How Entrepreneurial Brits Can Convert Good Ideas Into Hard Cash

21/06/2013 12:49 BST | Updated 20/08/2013 10:12 BST

The combination of economic turmoil and a challenging jobs market has spawned a generation of entrepreneurs who are inventing, innovating and furiously selling.

Not only do entrepreneurial Brits have the potential to create jobs, they are buoying the UK economy, too.

But Lord Young's recent 'Growing Your Business' report has revealed the UK business scene has growth issues. Three quarters of all UK firms are sole traders that haven't yet taken on their first employee.

There's only so far a good idea and a quality product will get a fledgling business. It's all very well having vision and a business plan, but how do those with no previous experience implement a strategy and make growth happen?

While many can prove their ideas are profit-making, many young businesses struggle to scale up, complaining of recruitment issues, or being unable to get past the psychological £1million turnover mark.

There are three main barriers to growth. Businesses that continually target the wrong markets with the wrong products are surprisingly commonplace. Knowing your audience is key, which is why targeting an unfamiliar demographic or location shouldn't be undertaken without extensive market research. This can be outsourced, and doesn't have to be expensive.

Look for markets that are rising naturally and devise or select a product that encourages repeat purchases rather than a once-in-a-lifetime buy -- the key is always steady, and steadily rising, cash flow.
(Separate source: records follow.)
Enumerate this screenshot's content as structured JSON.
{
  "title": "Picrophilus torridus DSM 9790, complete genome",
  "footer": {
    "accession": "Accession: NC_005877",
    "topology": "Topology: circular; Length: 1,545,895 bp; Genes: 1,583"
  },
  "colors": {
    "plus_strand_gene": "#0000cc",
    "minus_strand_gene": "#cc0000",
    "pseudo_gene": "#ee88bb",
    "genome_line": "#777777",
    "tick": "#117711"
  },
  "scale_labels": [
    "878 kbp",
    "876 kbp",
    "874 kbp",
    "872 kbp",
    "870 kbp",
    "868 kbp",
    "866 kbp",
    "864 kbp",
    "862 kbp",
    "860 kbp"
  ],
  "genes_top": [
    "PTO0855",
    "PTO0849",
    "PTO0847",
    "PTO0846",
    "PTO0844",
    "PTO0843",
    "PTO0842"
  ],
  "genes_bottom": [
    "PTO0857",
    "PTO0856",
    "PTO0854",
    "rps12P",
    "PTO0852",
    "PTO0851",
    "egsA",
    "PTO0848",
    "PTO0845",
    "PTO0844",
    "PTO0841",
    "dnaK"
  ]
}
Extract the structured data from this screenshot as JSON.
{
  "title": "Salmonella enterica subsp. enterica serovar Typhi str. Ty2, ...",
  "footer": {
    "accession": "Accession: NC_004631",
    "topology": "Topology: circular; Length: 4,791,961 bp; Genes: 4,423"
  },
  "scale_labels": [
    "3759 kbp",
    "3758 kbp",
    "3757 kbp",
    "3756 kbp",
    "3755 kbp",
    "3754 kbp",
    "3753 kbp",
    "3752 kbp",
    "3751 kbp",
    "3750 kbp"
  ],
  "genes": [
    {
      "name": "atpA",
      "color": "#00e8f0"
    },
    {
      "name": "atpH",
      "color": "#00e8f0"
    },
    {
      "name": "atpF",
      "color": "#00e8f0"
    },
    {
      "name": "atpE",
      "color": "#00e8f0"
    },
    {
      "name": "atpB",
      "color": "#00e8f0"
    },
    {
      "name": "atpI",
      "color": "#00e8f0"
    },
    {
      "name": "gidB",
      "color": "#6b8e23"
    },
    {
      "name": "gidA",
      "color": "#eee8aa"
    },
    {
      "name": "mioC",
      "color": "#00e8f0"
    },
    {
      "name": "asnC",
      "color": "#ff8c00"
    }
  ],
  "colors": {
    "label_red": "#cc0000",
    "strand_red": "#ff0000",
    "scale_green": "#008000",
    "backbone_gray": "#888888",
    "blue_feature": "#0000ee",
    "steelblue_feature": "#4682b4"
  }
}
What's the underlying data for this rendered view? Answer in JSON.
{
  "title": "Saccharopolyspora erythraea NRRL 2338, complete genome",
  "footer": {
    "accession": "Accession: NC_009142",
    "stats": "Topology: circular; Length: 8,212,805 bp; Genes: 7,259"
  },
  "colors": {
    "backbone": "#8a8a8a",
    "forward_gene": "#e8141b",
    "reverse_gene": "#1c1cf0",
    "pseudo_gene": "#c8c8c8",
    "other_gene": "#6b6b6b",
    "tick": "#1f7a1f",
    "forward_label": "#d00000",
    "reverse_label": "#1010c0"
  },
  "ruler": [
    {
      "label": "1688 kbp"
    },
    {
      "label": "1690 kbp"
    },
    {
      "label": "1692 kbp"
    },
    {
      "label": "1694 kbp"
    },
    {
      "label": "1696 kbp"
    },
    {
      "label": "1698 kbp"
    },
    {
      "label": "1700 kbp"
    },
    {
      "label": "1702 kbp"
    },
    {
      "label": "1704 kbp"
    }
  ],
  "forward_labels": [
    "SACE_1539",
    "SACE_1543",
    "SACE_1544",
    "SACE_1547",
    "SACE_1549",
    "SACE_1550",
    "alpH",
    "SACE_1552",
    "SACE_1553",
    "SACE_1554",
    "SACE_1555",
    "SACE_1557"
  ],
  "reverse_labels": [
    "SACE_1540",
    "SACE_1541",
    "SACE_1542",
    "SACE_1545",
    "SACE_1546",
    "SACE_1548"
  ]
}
Think razorblades, or replacement toothbrush heads!

In the same vein, many businesses don't put enough effort into retaining customers and become far too intent on winning new business. This is actually more expensive and more time-consuming than focusing on retention. Contented, loyal customers are also more likely to recommend your product to others.

Recruitment is a major bugbear for young businesses. Attracting the brightest talent without having to pay extortionate recruiter fees can be difficult, particularly for micro-businesses that fall under the radar.

Adopting a trial and error strategy to recruitment is often necessary, though far from ideal, particularly if you're trying to create a good team dynamic. Hiring on a freelance basis before offering permanent contracts means businesses are less likely to burn bridges.